Achievement #3: Science in ACTion: Promoting inspiring STEM through National Science Week
Science in ACTion, now in its second year, is an interactive exhibition of local, national and international STEM organisations and individuals run as a featured National Science Week event in the ACT. It runs over two days: a Schools Day with a focus on careers information for local secondary students, and a Community Day with special shows and exhibitions tailored to a family audience. Both emphasise making STEM engaging, understandable, relevant and inspiring. In 2014 over 3,000 people attended, and in 2015 over 40 organisations are involved. Nominee Dr Merryn McKinnon conceived and coordinates the event.
Achievement #4: KindaThinky: Public intellectualism in the pub
KindaThinky is an evidence-based irreverent chat show that began in September 2014 in the Civic Pub and continues to expand its reach and popularity. Its goal is to explore complex topics with a panel of diverse experts, in an off-beat, relaxed atmosphere so that the audience comes away with positive feelings about the world of science and the topic at hand. With a dedicated audience of intelligent joke lovers, all shows have sold out. The next instalment is an invited show at the Sydney Science Festival in August 2015. Nominees Dr Rod Lamberts and Dr Will Grant conceived and host KindaThinky.
Achievement #5: International Science Centre Programs: Capacity building in South Africa, Indonesia and Vietnam
A long-standing strength of CPAS is its capacity building programs for emerging science centres across the developing world. In 2009, nominee Professor Sue Stocklmayer led a program which enabled talented South Africans to establish new science centres across their nation. In 2011 she ran a workshop for 15 countries at the World Congress of Science Centres. Building on this success, Professor Stocklmayer and Dr Merryn McKinnon have since led multi-faceted programs for the Vietnam Ministry of Science and the Indonesian national science centre, helping establish science programs where they are desperately needed.
Achievement #6: Leadership on The Conversation: Over a million reads of science-related scholarly opinion
Of the 437 ANU academics who have written articles for academic blog The Conversation, two stand out: Dr Will Grant and Dr Rod Lamberts. Since November 2014 they have been the top 2 ANU contributors, reaching >1.3 million and >940,000 readers respectively across their many posts. Their work has prompted thousands of comments, countless 'likes' and much discussion, sparking extensive, active public engagement with science across the internet. As a result they have been invited to train other ANU academics to write for The Conversation and are widely known for writing with engaging wit about serious science.
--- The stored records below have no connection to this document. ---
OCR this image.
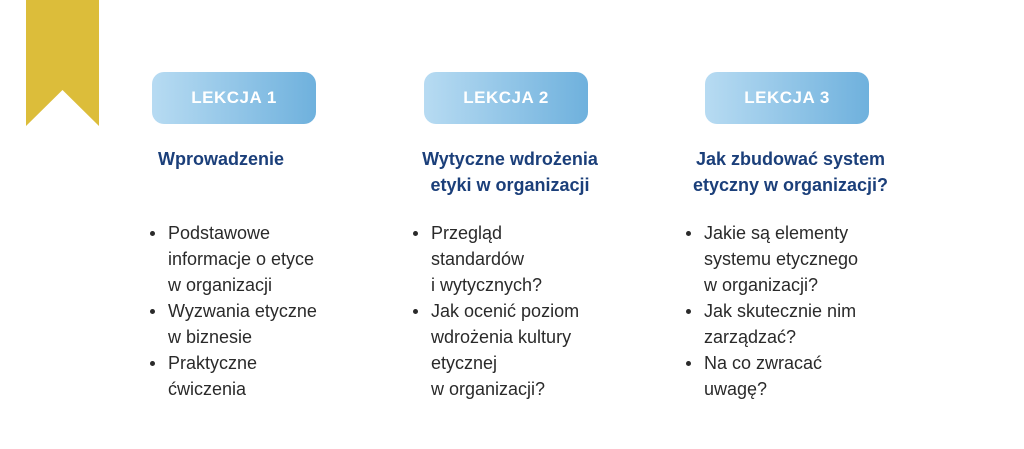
LEKCJA 1
Wprowadzenie
Podstawowe
informacje o etyce
w organizacji
Wyzwania etyczne
w biznesie
Praktyczne
ćwiczenia
LEKCJA 2
Wytyczne wdrożenia
etyki w organizacji
Przegląd
standardów
i wytycznych?
Jak ocenić poziom
wdrożenia kultury
etycznej
w organizacji?
LEKCJA 3
Jak zbudować system
etyczny w organizacji?
Jakie są elementy
systemu etycznego
w organizacji?
Jak skutecznie nim
zarządzać?
Na co zwracać
uwagę?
In short, these six talented and committed people have found innovative means and mechanisms to reach literally millions of people across several continents, to engage them with fun or serious science, and to build their capacity to make science their own. They have fostered intensive, quality science engagement in the local community with audiences that are often missed by science engagement activities, and have made high impact splashes online and internationally. There is no question that these Science Engagement Champions are highly deserving of the Vice Chancellor's Award for Public Policy and Outreach.